You are correct, according to the examples in the Macro manual, this should be possible.
There are actually several examples in the Manual illustrating this in various ways.
Also, the Macro Internal Operation Manual describes:
> LOCATION ASSIGNMENTS
> The location assignment character </> enters at b. If preceded by a word terminator, it denotes the beginning of a comment, and control passes to itc to ignore characters until the next tab or carriage return. Otherwise, evl is called and the new location is set up.
So, according to this, if the slash was not preceded by a word terminator (see below), the expression before this should be evaluated and the result used as the new location.
If, on the other hand, it was preceded by a word terminator, i.e., is at the beginning of a logical input line, it's a comment.
Consequently, the slash is found itself in the list of word terminators:
> Expressions are usually delimited by tab, cr, slash, comma, or equals.
BTW, valid syllable separators, which are conjunction of factors in an expressions, are.
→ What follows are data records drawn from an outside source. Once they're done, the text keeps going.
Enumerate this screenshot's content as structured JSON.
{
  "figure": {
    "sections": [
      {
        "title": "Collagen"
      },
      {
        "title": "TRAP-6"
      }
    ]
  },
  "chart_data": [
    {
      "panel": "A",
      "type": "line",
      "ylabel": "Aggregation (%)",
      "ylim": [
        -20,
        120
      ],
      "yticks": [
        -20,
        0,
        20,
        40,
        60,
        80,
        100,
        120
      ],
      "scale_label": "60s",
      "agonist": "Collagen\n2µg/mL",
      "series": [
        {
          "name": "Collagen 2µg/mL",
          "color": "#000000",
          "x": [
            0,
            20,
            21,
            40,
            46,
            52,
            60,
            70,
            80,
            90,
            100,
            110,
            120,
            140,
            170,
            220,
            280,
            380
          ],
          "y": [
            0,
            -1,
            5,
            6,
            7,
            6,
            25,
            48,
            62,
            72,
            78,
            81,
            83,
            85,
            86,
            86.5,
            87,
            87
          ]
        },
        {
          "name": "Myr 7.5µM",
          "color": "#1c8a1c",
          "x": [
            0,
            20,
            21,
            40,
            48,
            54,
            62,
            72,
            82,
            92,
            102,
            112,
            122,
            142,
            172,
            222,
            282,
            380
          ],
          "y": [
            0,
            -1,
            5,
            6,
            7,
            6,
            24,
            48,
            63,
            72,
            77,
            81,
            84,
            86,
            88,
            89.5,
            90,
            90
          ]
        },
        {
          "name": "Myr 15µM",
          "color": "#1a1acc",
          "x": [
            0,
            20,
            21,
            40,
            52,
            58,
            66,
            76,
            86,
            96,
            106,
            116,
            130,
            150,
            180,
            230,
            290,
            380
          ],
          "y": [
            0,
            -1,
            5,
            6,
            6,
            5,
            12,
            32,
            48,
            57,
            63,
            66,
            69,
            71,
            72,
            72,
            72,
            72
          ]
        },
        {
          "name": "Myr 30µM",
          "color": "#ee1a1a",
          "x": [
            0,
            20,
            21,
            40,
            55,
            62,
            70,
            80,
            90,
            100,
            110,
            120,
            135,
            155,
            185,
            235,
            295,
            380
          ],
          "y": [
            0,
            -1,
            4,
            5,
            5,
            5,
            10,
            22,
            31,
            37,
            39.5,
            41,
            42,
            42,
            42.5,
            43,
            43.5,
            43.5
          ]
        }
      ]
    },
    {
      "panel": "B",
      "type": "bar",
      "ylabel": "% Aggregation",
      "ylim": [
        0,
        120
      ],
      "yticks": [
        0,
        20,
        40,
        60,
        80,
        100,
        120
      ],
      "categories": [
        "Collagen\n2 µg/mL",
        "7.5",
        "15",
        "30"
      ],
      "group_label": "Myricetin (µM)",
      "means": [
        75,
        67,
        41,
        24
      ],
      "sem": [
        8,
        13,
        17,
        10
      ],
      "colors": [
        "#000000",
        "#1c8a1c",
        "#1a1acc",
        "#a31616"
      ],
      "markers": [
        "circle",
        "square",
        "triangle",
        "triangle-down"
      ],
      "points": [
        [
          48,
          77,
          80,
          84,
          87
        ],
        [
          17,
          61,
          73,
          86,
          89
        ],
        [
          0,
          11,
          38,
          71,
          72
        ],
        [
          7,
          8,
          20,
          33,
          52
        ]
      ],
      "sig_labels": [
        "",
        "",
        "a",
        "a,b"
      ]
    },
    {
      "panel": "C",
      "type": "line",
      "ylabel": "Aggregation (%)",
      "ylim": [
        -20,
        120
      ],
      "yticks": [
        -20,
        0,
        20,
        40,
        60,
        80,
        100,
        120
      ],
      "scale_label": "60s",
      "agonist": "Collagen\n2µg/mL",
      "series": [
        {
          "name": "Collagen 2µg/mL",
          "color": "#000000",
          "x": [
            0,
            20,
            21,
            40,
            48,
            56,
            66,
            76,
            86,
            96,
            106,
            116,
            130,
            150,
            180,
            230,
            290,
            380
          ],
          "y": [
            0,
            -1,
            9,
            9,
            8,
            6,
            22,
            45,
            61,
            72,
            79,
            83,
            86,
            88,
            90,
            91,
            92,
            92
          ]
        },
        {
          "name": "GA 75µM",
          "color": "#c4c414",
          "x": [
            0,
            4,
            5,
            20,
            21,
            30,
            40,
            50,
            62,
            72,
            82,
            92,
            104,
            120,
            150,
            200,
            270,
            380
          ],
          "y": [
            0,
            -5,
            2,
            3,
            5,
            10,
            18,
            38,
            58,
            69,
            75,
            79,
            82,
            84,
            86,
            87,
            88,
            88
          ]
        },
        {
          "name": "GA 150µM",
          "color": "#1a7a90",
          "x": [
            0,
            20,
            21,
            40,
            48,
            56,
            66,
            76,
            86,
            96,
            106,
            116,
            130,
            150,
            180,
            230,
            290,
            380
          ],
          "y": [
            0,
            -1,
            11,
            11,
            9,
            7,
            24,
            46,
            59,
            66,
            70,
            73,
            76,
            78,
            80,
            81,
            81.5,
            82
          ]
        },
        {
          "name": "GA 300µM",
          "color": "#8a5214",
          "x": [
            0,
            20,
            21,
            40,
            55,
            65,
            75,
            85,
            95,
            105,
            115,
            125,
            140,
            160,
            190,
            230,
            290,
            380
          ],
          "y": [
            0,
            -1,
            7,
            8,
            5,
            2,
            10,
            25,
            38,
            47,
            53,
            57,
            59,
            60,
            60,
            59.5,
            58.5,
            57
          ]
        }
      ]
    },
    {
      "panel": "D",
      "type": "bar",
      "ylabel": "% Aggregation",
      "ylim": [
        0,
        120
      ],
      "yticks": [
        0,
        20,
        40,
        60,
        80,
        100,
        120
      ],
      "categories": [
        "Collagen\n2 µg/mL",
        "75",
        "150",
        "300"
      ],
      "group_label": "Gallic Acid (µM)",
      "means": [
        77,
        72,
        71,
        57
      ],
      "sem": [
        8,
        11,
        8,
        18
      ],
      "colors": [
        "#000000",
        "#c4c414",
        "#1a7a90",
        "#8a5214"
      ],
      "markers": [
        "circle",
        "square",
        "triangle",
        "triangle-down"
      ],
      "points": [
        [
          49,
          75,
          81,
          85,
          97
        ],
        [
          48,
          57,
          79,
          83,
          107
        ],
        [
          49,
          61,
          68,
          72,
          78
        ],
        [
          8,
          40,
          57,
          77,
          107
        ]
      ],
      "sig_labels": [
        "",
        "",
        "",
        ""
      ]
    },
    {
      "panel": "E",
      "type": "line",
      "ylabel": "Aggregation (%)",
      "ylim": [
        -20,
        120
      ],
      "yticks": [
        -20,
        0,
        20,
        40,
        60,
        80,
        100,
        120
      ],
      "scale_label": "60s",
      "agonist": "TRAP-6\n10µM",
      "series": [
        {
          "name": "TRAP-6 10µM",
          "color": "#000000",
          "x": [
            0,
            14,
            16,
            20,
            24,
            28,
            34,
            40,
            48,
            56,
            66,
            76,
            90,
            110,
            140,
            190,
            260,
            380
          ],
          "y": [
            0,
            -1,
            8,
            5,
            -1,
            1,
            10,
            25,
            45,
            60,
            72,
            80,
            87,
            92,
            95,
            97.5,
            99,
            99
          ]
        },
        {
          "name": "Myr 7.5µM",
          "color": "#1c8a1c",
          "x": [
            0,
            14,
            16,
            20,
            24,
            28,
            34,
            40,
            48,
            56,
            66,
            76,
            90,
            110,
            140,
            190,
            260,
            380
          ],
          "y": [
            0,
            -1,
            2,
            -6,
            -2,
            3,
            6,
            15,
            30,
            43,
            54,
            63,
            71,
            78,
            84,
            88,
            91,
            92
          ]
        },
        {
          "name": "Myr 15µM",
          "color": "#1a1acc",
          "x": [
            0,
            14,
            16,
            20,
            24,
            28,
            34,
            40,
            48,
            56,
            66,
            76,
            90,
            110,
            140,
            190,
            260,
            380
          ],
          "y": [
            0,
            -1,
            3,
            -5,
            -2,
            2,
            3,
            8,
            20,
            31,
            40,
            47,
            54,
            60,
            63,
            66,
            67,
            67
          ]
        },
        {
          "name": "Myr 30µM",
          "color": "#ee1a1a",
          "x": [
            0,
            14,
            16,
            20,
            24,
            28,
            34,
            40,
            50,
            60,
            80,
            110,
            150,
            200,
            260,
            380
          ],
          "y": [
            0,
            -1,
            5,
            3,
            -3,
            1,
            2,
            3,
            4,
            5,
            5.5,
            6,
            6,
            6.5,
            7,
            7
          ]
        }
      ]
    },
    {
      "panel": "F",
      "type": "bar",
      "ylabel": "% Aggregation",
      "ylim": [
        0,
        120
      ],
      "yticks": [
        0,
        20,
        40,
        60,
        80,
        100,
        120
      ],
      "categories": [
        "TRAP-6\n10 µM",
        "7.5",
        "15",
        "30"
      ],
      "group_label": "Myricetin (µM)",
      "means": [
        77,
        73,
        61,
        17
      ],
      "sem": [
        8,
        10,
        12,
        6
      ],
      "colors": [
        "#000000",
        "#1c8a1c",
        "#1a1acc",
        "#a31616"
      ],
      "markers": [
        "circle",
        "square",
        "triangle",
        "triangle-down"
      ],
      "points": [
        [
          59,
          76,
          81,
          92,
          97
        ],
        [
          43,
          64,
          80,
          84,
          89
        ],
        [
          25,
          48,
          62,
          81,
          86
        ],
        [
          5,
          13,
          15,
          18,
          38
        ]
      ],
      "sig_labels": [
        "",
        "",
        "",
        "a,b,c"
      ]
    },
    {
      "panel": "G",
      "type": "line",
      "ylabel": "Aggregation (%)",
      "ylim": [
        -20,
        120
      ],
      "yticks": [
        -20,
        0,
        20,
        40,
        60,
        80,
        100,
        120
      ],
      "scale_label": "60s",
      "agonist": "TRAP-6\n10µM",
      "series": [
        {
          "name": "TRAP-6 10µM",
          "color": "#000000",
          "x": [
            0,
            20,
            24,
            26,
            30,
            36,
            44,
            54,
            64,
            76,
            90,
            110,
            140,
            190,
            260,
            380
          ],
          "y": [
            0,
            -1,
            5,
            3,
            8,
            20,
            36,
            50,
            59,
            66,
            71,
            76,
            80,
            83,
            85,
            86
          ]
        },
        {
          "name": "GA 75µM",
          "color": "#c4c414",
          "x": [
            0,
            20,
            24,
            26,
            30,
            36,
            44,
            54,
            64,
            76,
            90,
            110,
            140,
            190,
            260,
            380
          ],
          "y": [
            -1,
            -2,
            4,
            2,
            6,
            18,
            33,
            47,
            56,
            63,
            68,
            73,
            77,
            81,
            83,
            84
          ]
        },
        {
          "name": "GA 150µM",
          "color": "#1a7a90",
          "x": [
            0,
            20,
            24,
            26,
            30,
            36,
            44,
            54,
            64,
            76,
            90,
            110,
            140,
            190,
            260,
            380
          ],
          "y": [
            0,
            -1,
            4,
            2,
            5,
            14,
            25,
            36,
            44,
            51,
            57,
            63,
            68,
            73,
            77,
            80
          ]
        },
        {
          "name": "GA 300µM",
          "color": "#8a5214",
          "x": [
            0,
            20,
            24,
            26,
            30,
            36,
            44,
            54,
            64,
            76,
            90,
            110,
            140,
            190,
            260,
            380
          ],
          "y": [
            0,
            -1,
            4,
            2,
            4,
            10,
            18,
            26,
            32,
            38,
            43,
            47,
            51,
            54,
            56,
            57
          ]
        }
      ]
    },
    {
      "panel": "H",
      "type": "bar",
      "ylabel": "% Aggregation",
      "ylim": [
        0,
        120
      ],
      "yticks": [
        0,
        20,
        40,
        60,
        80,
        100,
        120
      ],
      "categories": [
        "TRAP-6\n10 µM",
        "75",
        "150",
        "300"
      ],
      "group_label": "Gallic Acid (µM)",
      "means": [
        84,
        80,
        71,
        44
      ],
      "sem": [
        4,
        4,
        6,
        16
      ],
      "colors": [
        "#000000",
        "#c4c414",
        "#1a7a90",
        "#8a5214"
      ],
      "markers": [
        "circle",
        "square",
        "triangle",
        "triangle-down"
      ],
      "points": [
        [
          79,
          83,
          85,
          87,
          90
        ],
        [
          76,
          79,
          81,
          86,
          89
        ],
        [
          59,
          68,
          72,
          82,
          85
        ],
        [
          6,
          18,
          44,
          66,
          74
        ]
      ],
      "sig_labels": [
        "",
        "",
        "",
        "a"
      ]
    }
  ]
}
> an expression is one or more syllables separated by the characters plus, minus, or space.
So much, so clear.
However, this is not how it behaves. Clearly, we can separate a comment from any expression / instruction just by spaces (and, actually, as demonstrated in your example, even by no separation, at all.) While, according to the above, in this case, the instruction code should be used as the new location, since space is a syllable terminator and not a word terminator.
This actual behavior is also supported by section on comments:
> Comments - A string of characters which commences with a slash is a comment. The string is ended by a tab or cr.
Comments are ignored by MACRO and may be used to label selections of a program, annotate important instructions, and give the reader of the typescript information about the program.
Notably, there is no requirement for the slash to be proceeded by any special / terminating character to start a comment.
From which follows that a location expression must be terminated (either by a CR or TAB), in order to not be parsed as some literal value expression followed by a comment.
Obviously, there is a contradiction.
My guess is that the behavior described in the context of location setting may have been the original one, as drafted, and later revised, but this was not fully reflected in the manual.
And I can kind of see, why this should have been revised, since, if the slash did actually behave as described above and we had to put any comments exactly on the start of a new line and nowhere else, this shouldn't be only quite awkward, but also extremely error-prone, as in accidentally setting a new location, if any character happened to precede the slash.
The other version is that the slash fails to act as a word terminator (as described). (Still, we would have to put any comments at the very beginning of a line. Which makes me presume that the demonstrated behavior is intentional. Also, this double-identity of the slash is awkward per-se and may be somehow owed to the previous TX-0 incarnation.)
Anyways, for the sake of having functional comments, terminate the location expression.